Limitations & Future Work¶
- Greedy algorithm theoretical guarantees do not apply to pseudo-distances (non-metrics), serving only as a heuristic.
- Improvements in multimodal GUI experiments are marginal (5.8% → 6.6%); vision-dominant scenarios require further optimization.
- BERTScore evaluations may themselves be biased.
- Improvements: Exploring learned weights for importance/diversity; combining with in-context learning; researching more flexible style adaptation for reasoning models.
Related Work & Insights¶
- vs WebRL / WebAgent-R1: Online interaction RL vs. our offline data curation, avoiding environment rollout costs.
- vs General Data Selection: General methods focus on model-independent sample representativeness; Weasel is designed specifically for web agents using goal-conditioned importance.
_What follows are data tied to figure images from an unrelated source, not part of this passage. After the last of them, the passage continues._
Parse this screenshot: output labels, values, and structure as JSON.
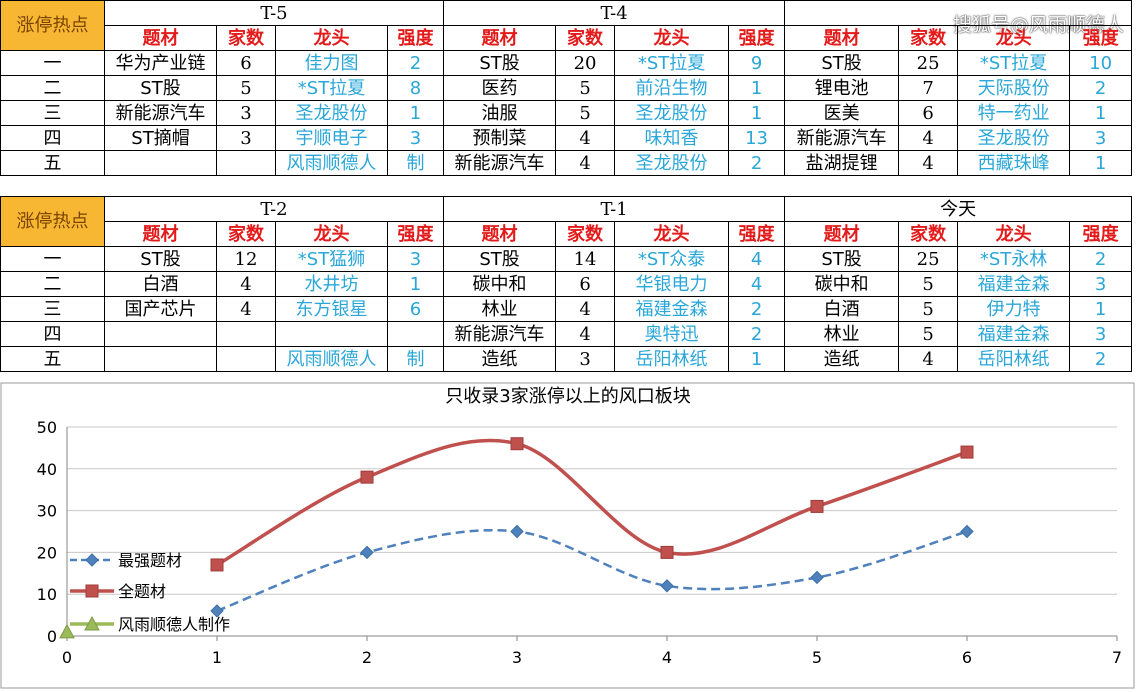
{
  "watermark": "搜狐号@风雨顺德人",
  "hot_label": "涨停热点",
  "col_headers": {
    "topic": "题材",
    "count": "家数",
    "leader": "龙头",
    "strength": "强度"
  },
  "ranks": [
    "一",
    "二",
    "三",
    "四",
    "五"
  ],
  "table1": {
    "groups": [
      {
        "period": "T-5",
        "rows": [
          {
            "topic": "华为产业链",
            "count": "6",
            "leader": "佳力图",
            "strength": "2"
          },
          {
            "topic": "ST股",
            "count": "5",
            "leader": "*ST拉夏",
            "strength": "8"
          },
          {
            "topic": "新能源汽车",
            "count": "3",
            "leader": "圣龙股份",
            "strength": "1"
          },
          {
            "topic": "ST摘帽",
            "count": "3",
            "leader": "宇顺电子",
            "strength": "3"
          },
          {
            "topic": "",
            "count": "",
            "leader": "风雨顺德人",
            "strength": "制"
          }
        ]
      },
      {
        "period": "T-4",
        "rows": [
          {
            "topic": "ST股",
            "count": "20",
            "leader": "*ST拉夏",
            "strength": "9"
          },
          {
            "topic": "医药",
            "count": "5",
            "leader": "前沿生物",
            "strength": "1"
          },
          {
            "topic": "油服",
            "count": "5",
            "leader": "圣龙股份",
            "strength": "1"
          },
          {
            "topic": "预制菜",
            "count": "4",
            "leader": "味知香",
            "strength": "13"
          },
          {
            "topic": "新能源汽车",
            "count": "4",
            "leader": "圣龙股份",
            "strength": "2"
          }
        ]
      },
      {
        "period": "",
        "rows": [
          {
            "topic": "ST股",
            "count": "25",
            "leader": "*ST拉夏",
            "strength": "10"
          },
          {
            "topic": "锂电池",
            "count": "7",
            "leader": "天际股份",
            "strength": "2"
          },
          {
            "topic": "医美",
            "count": "6",
            "leader": "特一药业",
            "strength": "1"
          },
          {
            "topic": "新能源汽车",
            "count": "4",
            "leader": "圣龙股份",
            "strength": "3"
          },
          {
            "topic": "盐湖提锂",
            "count": "4",
            "leader": "西藏珠峰",
            "strength": "1"
          }
        ]
      }
    ]
  },
  "table2": {
    "groups": [
      {
        "period": "T-2",
        "rows": [
          {
            "topic": "ST股",
            "count": "12",
            "leader": "*ST猛狮",
            "strength": "3"
          },
          {
            "topic": "白酒",
            "count": "4",
            "leader": "水井坊",
            "strength": "1"
          },
          {
            "topic": "国产芯片",
            "count": "4",
            "leader": "东方银星",
            "strength": "6"
          },
          {
            "topic": "",
            "count": "",
            "leader": "",
            "strength": ""
          },
          {
            "topic": "",
            "count": "",
            "leader": "风雨顺德人",
            "strength": "制"
          }
        ]
      },
      {
        "period": "T-1",
        "rows": [
          {
            "topic": "ST股",
            "count": "14",
            "leader": "*ST众泰",
            "strength": "4"
          },
          {
            "topic": "碳中和",
            "count": "6",
            "leader": "华银电力",
            "strength": "4"
          },
          {
            "topic": "林业",
            "count": "4",
            "leader": "福建金森",
            "strength": "2"
          },
          {
            "topic": "新能源汽车",
            "count": "4",
            "leader": "奥特迅",
            "strength": "2"
          },
          {
            "topic": "造纸",
            "count": "3",
            "leader": "岳阳林纸",
            "strength": "1"
          }
        ]
      },
      {
        "period": "今天",
        "rows": [
          {
            "topic": "ST股",
            "count": "25",
            "leader": "*ST永林",
            "strength": "2"
          },
          {
            "topic": "碳中和",
            "count": "5",
            "leader": "福建金森",
            "strength": "3"
          },
          {
            "topic": "白酒",
            "count": "5",
            "leader": "伊力特",
            "strength": "1"
          },
          {
            "topic": "林业",
            "count": "5",
            "leader": "福建金森",
            "strength": "3"
          },
          {
            "topic": "造纸",
            "count": "4",
            "leader": "岳阳林纸",
            "strength": "2"
          }
        ]
      }
    ]
  },
  "chart_data": {
    "type": "scatter",
    "title": "只收录3家涨停以上的风口板块",
    "xlabel": "",
    "ylabel": "",
    "xlim": [
      0,
      7
    ],
    "ylim": [
      0,
      50
    ],
    "x_ticks": [
      0,
      1,
      2,
      3,
      4,
      5,
      6,
      7
    ],
    "y_ticks": [
      0,
      10,
      20,
      30,
      40,
      50
    ],
    "grid": true,
    "smooth": true,
    "legend_position": "left",
    "series": [
      {
        "name": "最强题材",
        "color": "#4f81bd",
        "style": "dashed",
        "marker": "diamond",
        "x": [
          1,
          2,
          3,
          4,
          5,
          6
        ],
        "y": [
          6,
          20,
          25,
          12,
          14,
          25
        ]
      },
      {
        "name": "全题材",
        "color": "#c0504d",
        "style": "solid",
        "marker": "square",
        "x": [
          1,
          2,
          3,
          4,
          5,
          6
        ],
        "y": [
          17,
          38,
          46,
          20,
          31,
          44
        ]
      },
      {
        "name": "风雨顺德人制作",
        "color": "#9bbb59",
        "style": "solid",
        "marker": "triangle",
        "x": [
          0
        ],
        "y": [
          1
        ]
      }
    ]
  }
}
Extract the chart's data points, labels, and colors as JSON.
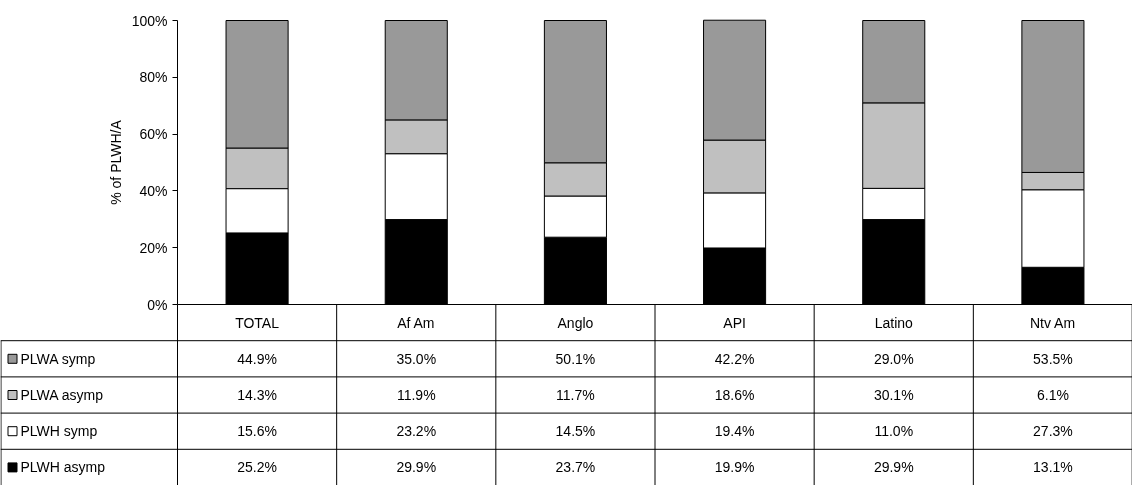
{
  "chart_data": {
    "type": "bar",
    "stacked": true,
    "ylabel": "% of PLWH/A",
    "categories": [
      "TOTAL",
      "Af Am",
      "Anglo",
      "API",
      "Latino",
      "Ntv Am"
    ],
    "ylim": [
      0,
      100
    ],
    "yticks": [
      {
        "value": 0,
        "label": "0%"
      },
      {
        "value": 20,
        "label": "20%"
      },
      {
        "value": 40,
        "label": "40%"
      },
      {
        "value": 60,
        "label": "60%"
      },
      {
        "value": 80,
        "label": "80%"
      },
      {
        "value": 100,
        "label": "100%"
      }
    ],
    "legend": "bottom",
    "series": [
      {
        "name": "PLWH asymp",
        "color": "#000000",
        "values": [
          25.2,
          29.9,
          23.7,
          19.9,
          29.9,
          13.1
        ],
        "value_labels": [
          "25.2%",
          "29.9%",
          "23.7%",
          "19.9%",
          "29.9%",
          "13.1%"
        ]
      },
      {
        "name": "PLWH symp",
        "color": "#ffffff",
        "values": [
          15.6,
          23.2,
          14.5,
          19.4,
          11.0,
          27.3
        ],
        "value_labels": [
          "15.6%",
          "23.2%",
          "14.5%",
          "19.4%",
          "11.0%",
          "27.3%"
        ]
      },
      {
        "name": "PLWA asymp",
        "color": "#c0c0c0",
        "values": [
          14.3,
          11.9,
          11.7,
          18.6,
          30.1,
          6.1
        ],
        "value_labels": [
          "14.3%",
          "11.9%",
          "11.7%",
          "18.6%",
          "30.1%",
          "6.1%"
        ]
      },
      {
        "name": "PLWA symp",
        "color": "#999999",
        "values": [
          44.9,
          35.0,
          50.1,
          42.2,
          29.0,
          53.5
        ],
        "value_labels": [
          "44.9%",
          "35.0%",
          "50.1%",
          "42.2%",
          "29.0%",
          "53.5%"
        ]
      }
    ]
  }
}
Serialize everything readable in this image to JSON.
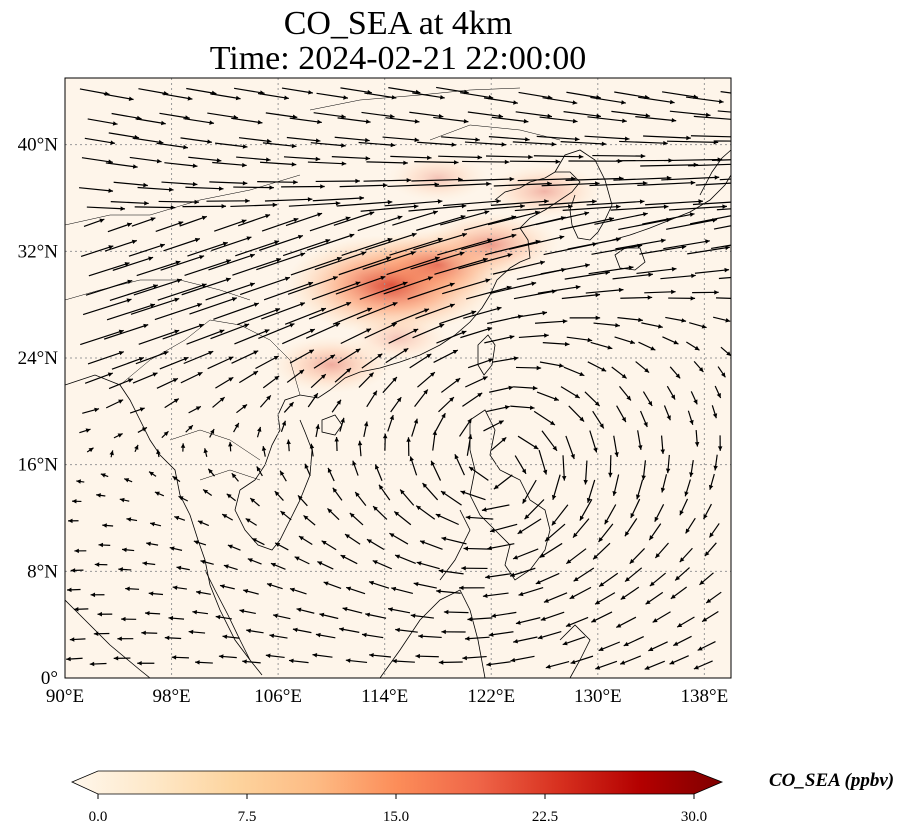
{
  "title": {
    "line1": "CO_SEA at 4km",
    "line2": "Time: 2024-02-21 22:00:00"
  },
  "map": {
    "lon_ticks": [
      "90°E",
      "98°E",
      "106°E",
      "114°E",
      "122°E",
      "130°E",
      "138°E"
    ],
    "lat_ticks": [
      "40°N",
      "32°N",
      "24°N",
      "16°N",
      "8°N",
      "0°"
    ],
    "lon_range": [
      90,
      140
    ],
    "lat_range": [
      0,
      45
    ],
    "gridlines": true,
    "colors": {
      "background": "#fef5ea",
      "land_outline": "#000000",
      "grid": "#999999",
      "arrow": "#000000"
    },
    "plumes": [
      {
        "lon": 114.5,
        "lat": 29.5,
        "value": 22
      },
      {
        "lon": 118,
        "lat": 31,
        "value": 14
      },
      {
        "lon": 122,
        "lat": 32.5,
        "value": 11
      },
      {
        "lon": 126,
        "lat": 36.5,
        "value": 8
      },
      {
        "lon": 118,
        "lat": 37.5,
        "value": 6
      },
      {
        "lon": 115,
        "lat": 25.5,
        "value": 6
      },
      {
        "lon": 110,
        "lat": 23.5,
        "value": 9
      }
    ]
  },
  "colorbar": {
    "label": "CO_SEA (ppbv)",
    "ticks": [
      "0.0",
      "7.5",
      "15.0",
      "22.5",
      "30.0"
    ],
    "range": [
      0,
      30
    ],
    "colormap": "OrRd",
    "stops": [
      "#fff7ec",
      "#fee8c8",
      "#fdd49e",
      "#fdbb84",
      "#fc8d59",
      "#ef6548",
      "#d7301f",
      "#b30000",
      "#7f0000"
    ]
  }
}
- vs Other State Pruning: Lee et al. introduce extra parameters via learned modules or retrieval; Weasel is a lightweight parameter-free design.
- vs Instruction Tuning Optimization: Preference optimization targets alignment; Weasel optimizes both generalization and efficiency.
Rating¶
- Novelty: ⭐⭐⭐⭐⭐ First to introduce max-sum diversification to web agent data selection.
- Experimental Thoroughness: ⭐⭐⭐⭐⭐ 3 LLMs + multiple benchmarks + cross-domain validation + full ablation.
- Writing Quality: ⭐⭐⭐⭐⭐ Clear structure with rigorous formalization.
- Value: ⭐⭐⭐⭐⭐ Directly beneficial for practical web agent deployment.